As cultural studies scholar, Thomas Kaestle has been a foundational member of the Expert Advisory Council for Art in Urban Spaces of the Provincial Capital Hannover since 2017. As art mediator, he oversees the program “Circumventing Art” for the city’s department of culture. He is an editor, interdisciplinary reader, and author of scholarly, essayistic, as well as journalistic texts on culture, urbanity, and cultural politics.

Panel 2 From Experiment to Permanentization

Hannah Kordes (architect, Linz): Right to Rurality in Urban Spaces — What the Leisenhof-Area Can Teach Us

Hannah Kordes

The Linz Leisenhof Ensemble has been undergoing a process of transformation over the past six years. Strategies, developed in a processual manner, are being discussed in order to direct the proprietor’s (i.e. the diocese’s) logic of utilization as well as to secure the holistic potentials of the neighboring gardening initiatives as green spaces of education and encounter.

Hannah Kordes is a trained architect. She is campaigning for the utilization of spatial resources for the common good and the participation of diverse groups of people in processes of planning. In the context of her doctoral dissertation, with the Leisenhof area functioning as her case study, she is seeking to develop strategies of securing rural qualities within urban spaces.

Gunnar Grandel (urbanist, Vienna): What Remains at the Place of Importance?

Gunnar Grandel

In 2017, refugees and students of the TU Vienna activated the Design-Build-Campus OPENmarx in the south of Vienna under the title “Place of Importance.” An “urbanist-ethnographic experiment” analyzes this interdisciplinary artistic process of activation and carves out factors of permanentization.

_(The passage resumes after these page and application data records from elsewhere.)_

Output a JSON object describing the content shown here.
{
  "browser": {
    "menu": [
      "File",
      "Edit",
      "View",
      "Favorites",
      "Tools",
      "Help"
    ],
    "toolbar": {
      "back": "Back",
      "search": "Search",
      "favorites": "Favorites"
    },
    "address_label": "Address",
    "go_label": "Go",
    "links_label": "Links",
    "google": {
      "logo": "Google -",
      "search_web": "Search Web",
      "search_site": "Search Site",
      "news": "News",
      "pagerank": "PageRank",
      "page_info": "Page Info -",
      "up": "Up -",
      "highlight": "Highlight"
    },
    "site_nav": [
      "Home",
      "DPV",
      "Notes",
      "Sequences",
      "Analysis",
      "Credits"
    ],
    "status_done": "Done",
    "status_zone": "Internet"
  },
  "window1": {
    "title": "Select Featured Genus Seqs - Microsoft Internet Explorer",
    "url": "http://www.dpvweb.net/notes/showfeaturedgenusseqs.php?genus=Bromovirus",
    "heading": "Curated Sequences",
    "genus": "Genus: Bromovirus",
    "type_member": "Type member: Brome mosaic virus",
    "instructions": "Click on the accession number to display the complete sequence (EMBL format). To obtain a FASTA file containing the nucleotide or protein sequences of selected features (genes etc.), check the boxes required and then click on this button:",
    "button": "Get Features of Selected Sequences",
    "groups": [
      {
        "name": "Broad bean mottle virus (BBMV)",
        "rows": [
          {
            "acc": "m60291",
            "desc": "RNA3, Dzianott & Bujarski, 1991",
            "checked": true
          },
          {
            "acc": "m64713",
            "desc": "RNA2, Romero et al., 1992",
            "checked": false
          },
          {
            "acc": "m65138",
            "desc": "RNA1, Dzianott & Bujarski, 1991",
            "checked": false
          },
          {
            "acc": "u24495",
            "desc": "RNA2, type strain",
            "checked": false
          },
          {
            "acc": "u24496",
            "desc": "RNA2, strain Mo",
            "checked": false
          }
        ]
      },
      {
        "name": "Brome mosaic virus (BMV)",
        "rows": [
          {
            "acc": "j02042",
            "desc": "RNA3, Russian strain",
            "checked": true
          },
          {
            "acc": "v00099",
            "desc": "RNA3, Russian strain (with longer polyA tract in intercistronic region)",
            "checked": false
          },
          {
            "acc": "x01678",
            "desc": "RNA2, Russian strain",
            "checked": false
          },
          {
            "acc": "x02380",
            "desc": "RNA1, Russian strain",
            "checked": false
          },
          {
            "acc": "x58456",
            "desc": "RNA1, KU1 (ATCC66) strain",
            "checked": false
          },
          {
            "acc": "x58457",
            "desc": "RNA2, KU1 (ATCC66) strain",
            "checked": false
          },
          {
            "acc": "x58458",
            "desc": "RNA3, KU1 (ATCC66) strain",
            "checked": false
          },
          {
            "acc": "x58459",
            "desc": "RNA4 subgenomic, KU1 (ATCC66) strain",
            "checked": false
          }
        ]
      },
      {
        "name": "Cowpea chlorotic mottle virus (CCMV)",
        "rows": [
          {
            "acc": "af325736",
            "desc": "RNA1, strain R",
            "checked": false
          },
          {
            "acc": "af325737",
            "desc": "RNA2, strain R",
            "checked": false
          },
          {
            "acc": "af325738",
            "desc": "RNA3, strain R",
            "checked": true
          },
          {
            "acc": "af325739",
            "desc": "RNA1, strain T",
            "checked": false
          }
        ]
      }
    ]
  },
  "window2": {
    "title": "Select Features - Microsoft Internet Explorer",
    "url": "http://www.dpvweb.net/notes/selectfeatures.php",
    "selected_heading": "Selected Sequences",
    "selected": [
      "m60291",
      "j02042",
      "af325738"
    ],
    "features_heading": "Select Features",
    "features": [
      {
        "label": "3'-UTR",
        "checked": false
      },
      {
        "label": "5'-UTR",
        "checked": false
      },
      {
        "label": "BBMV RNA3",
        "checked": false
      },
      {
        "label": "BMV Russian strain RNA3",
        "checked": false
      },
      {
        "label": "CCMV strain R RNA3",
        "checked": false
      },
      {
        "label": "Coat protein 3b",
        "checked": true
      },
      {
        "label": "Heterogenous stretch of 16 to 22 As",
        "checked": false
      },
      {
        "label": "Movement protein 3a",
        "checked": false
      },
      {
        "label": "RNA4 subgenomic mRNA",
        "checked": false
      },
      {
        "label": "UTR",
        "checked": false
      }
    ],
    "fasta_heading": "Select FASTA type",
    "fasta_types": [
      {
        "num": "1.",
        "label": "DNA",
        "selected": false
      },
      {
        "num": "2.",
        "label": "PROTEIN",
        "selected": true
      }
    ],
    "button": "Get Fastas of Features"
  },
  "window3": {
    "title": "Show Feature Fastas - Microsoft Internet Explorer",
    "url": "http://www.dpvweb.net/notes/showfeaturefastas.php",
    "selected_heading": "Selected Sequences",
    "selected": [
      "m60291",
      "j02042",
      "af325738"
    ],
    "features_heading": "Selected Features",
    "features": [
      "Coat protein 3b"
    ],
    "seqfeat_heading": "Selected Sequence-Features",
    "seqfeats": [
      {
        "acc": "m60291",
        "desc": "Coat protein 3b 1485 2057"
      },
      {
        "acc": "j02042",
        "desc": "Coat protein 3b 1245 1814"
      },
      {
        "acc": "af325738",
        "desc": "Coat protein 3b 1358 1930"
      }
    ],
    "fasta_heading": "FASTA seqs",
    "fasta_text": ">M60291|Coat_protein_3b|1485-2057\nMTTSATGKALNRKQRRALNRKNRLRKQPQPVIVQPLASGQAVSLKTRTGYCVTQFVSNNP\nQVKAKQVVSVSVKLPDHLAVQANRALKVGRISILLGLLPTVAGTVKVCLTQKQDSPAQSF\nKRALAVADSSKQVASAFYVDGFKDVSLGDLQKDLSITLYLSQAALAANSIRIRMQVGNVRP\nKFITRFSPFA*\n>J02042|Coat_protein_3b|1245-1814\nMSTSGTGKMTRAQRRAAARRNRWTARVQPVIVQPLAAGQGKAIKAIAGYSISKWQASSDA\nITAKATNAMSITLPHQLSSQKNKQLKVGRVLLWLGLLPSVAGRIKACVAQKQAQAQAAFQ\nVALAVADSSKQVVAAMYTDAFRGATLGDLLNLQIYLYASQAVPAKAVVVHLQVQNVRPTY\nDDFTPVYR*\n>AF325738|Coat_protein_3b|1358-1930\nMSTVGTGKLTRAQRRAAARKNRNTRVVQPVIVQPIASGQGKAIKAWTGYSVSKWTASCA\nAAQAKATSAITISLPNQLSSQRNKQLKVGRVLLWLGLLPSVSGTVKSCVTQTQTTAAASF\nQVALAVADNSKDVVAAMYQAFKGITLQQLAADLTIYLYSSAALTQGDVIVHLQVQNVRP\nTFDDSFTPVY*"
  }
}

Gunnar Grandel analyzes the possibilities of sociocultural initiative in urban spaces from multiple perspectives. Having finished his studies in urban studies at the Bauhaus University Weimar, he is currently working in this field as a research fellow at the GABU Heindl Architecture. He is also undergoing a course of studies in urban development and spatial planning at the TU Vienna. His engagement with the collective “Raumstation” (Weimar/Berlin/Vienna), characterized by interventions, installations, and processes of activation, supplements Grandel’s work with an artistic-activist and entirely practical perspective.